The story of the first controlled, self-sustaining nuclear chain reaction is one of science, of war, and of people—those who made the experiment a success, those who strove to inform the public about the threats the breakthrough posed, and those tending its ambivalent legacies today.
To mark the 75th anniversary of Chicago Pile-1 this December 2, the Magazine offers glimpses of eight individuals and one critical relationship connected with the experiment.
In “Clashing Colleagues” Richard Rhodes, author of the definitive history of the atomic bomb, describes the friction between Enrico Fermi and Leo Szilard, the experiment’s main intellectual authors, and how their science survived it.

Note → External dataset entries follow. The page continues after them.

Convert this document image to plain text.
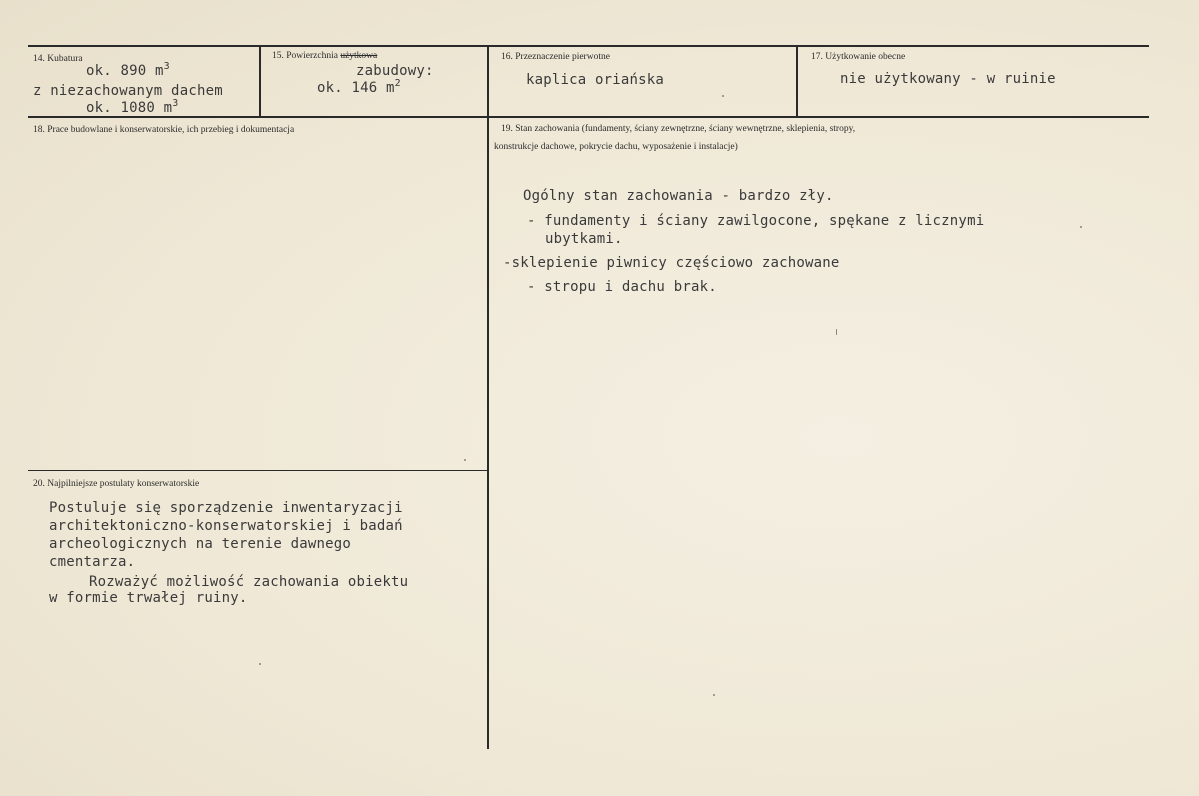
14. Kubatura
ok. 890 $m^3$
z niezachowanym dachem
ok. 1080 $m^3$
15. Powierzchnia użytkowa
zabudowy:
ok. 146 $m^2$
16. Przeznaczenie pierwotne
kaplica oriańska
17. Użytkowanie obecne
nie użytkowany - w ruinie
18. Prace budowlane i konserwatorskie, ich przebieg i dokumentacja	19. Stan zachowania (fundamenty, ściany zewnętrzne, ściany wewnętrzne, sklepienia, stropy,
konstrukcje dachowe, pokrycie dachu, wyposażenie i instalacje)
Ogólny stan zachowania - bardzo zły.
- fundamenty i ściany zawilgocone, spękane z licznymi
ubytkami.
-sklepienie piwnicy częściowo zachowane
- stropu i dachu brak.
20. Najpilniejsze postulaty konserwatorskie
Postuluje się sporządzenie inwentaryzacji
architektoniczno-konserwatorskiej i badań
archeologicznych na terenie dawnego
cmentarza.
Rozważyć możliwość zachowania obiektu
w formie trwałej ruiny.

The profiles in “Pioneers and Inheritors” offer glimpses of Szilard and three more Manhattan Project scientists—none household names like Fermi, but all notable contributors to the experiment or the stewardship of its broad repercussions. That stewardship continues today, in part through the work of four UChicago faculty members in the physical sciences, social sciences, public policy, and the humanities. Together these scientists and scholars’ experiences illuminate how the reaction was achieved, and how it remade our world.
The Magazine invited alumni experts to contribute essays on aspects of CP-1 and its repercussions. In “Elemental,” art historian Erin Hogan, AM’91, PhD’99, explores the origins of Henry Mooreʼs sculpture Nuclear Energy, the subject of controversy when it was commissioned. Particle physicist Yangyang Cheng, PhD’15, looks at the intersection of science and politics in her native China in “When Scientists Become Soldiers.” And political scientist Nuno Monteiro, AM’04, PhD’09, reflects on CP-1’s profound effects on the global balance of power in “The Nuclear Gamble.”
In Inquiry, the publication of the Division of the Physical Sciences and a special section of the Fall/17 issue of the Magazine, the story “Manhattan’s Critical Moment” chronicles how the experiment proceeded on that consequential day.